Rock Carvings now on the Scene

The author, Brøndsted, writing in 1938, suggested a morphological relationship between an early lur from Påarp and the rock-carvings at Kivik. He continued the old argument that, in lengthening the tubes of the lurs, the manufacturers were trying to attain a diatonic scale, i.e. to break away from the melodic restriction that arises from a “natural” instrument. This view is based upon the idea that the modern view of the diatonic and other scales is the correct one and that any progress made by a civilisation must be measured on how they move towards the ability to create musical structures based upon this model. This is imposing an intentionality on the makers and players which we would shy away from today.

Nevertheless, Brøndsted was adopting an holistic view of the instruments and incorporating other aspects of evidence, such as that from the rock carvings into his analysis.

Later, in 1949 Broholm re-classified the instruments in terms of standard archaeological dating sub-divisions of the Nordic Bronze-Age, i.e. Periods I-VI

In 1949, Broholm, along with Larsen and Skjerne produced their text The Lures of the Bronze Age. In this, they utilised pretty-well all the tools available at the time giving us what is generally seen as being one of the seminal works in music archaeology, in spite of much of it being derived from the work of earlier scholars. In this book, a further catalogue of all the lurs was included, again, somewhat of a repetition of earlier work.

The Lurmaker: Craftsperson or Engineer?

Between 1975 and 1978, I studied the lurs extensively and have revisited them on a number of occasions since. Being somewhat overawed by the excellent work carried out by earlier investigators in the field, I decided, as an engineer by training, to revert to type and concentrate on the manufacturing technology of the instruments and the dimensional conformances of these instruments to mathematical models. I was able to demonstrate the presence of a technological/metrological sequence which coincided with Broholm’s archaeological sequence on all but a single occurrence. These results were published in 1978, expanded in 1984 and further expanded in 2006.

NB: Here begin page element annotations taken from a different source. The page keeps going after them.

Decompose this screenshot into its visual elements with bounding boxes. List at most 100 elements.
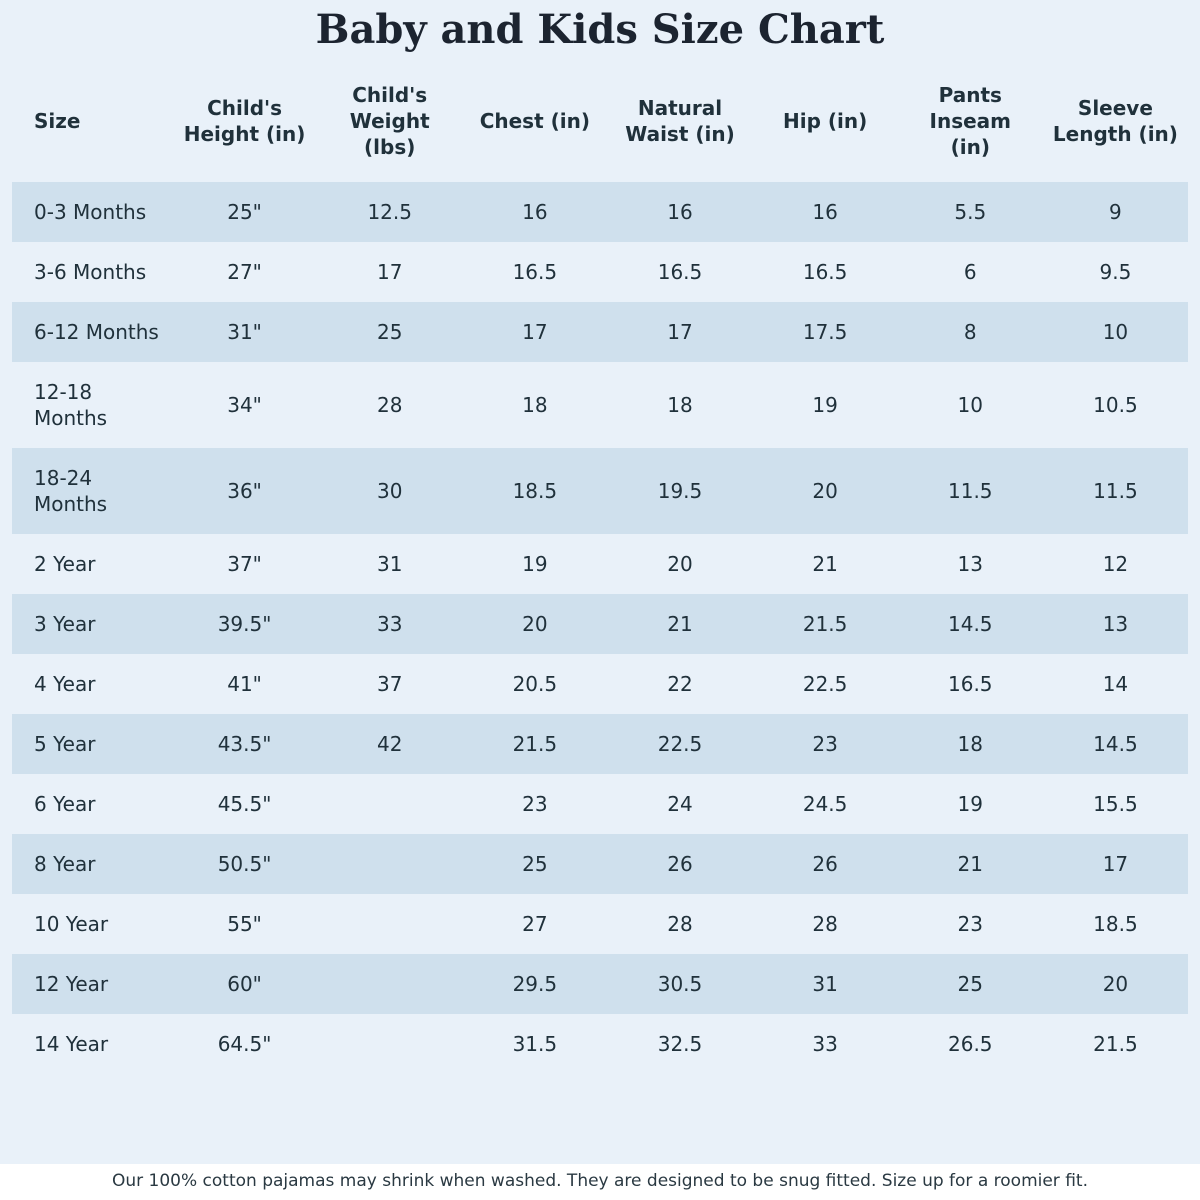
- footer-note: Our 100% cotton pajamas may shrink when …: [0, 1164, 1200, 1200]
- header-cell: Sleeve Length (in): [1052, 96, 1178, 146]
- header-cell: Child's Weight (lbs): [349, 83, 430, 159]
- value-cell: 17: [1102, 852, 1129, 876]
- value-cell: 25": [227, 200, 262, 224]
- value-cell: 18.5: [512, 479, 558, 503]
- value-cell: 20: [1102, 972, 1129, 996]
- table-row: 6-12 Months 31" 25 17 17 17.5 8 10: [12, 302, 1188, 362]
- value-cell: 16.5: [948, 672, 993, 696]
- size-cell: 6-12 Months: [34, 320, 159, 344]
- size-cell: 4 Year: [34, 672, 96, 696]
- value-cell: 16: [667, 200, 693, 224]
- value-cell: 14: [1102, 672, 1129, 696]
- value-cell: 19: [812, 393, 838, 417]
- size-cell: 5 Year: [34, 732, 96, 756]
- value-cell: 23: [812, 732, 838, 756]
- value-cell: 23: [957, 912, 983, 936]
- table-row: 3-6 Months 27" 17 16.5 16.5 16.5 6 9.5: [12, 242, 1188, 302]
- value-cell: 14.5: [948, 612, 993, 636]
- value-cell: 17.5: [802, 320, 848, 344]
- table-row: 12-18 Months 34" 28 18 18 19 10 10.5: [12, 362, 1188, 448]
- size-cell: 3 Year: [34, 612, 96, 636]
- value-cell: 21.5: [802, 612, 848, 636]
- value-cell: 26: [667, 852, 693, 876]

This work showed that, right up to the time they disappeared, the manufacturing technology, along with an understanding of the systematics behind the provision of the morphological structures of the bronze lurs was becoming increasingly sophisticated. The metrological studies I carried out strongly suggested that some units of measurement were being applied during the design and construction of these instruments but more evidence would have been needed to prove this.

Needless to say, such findings attract little attention among those who find a little mathematical explanation unworthy of their valuable time.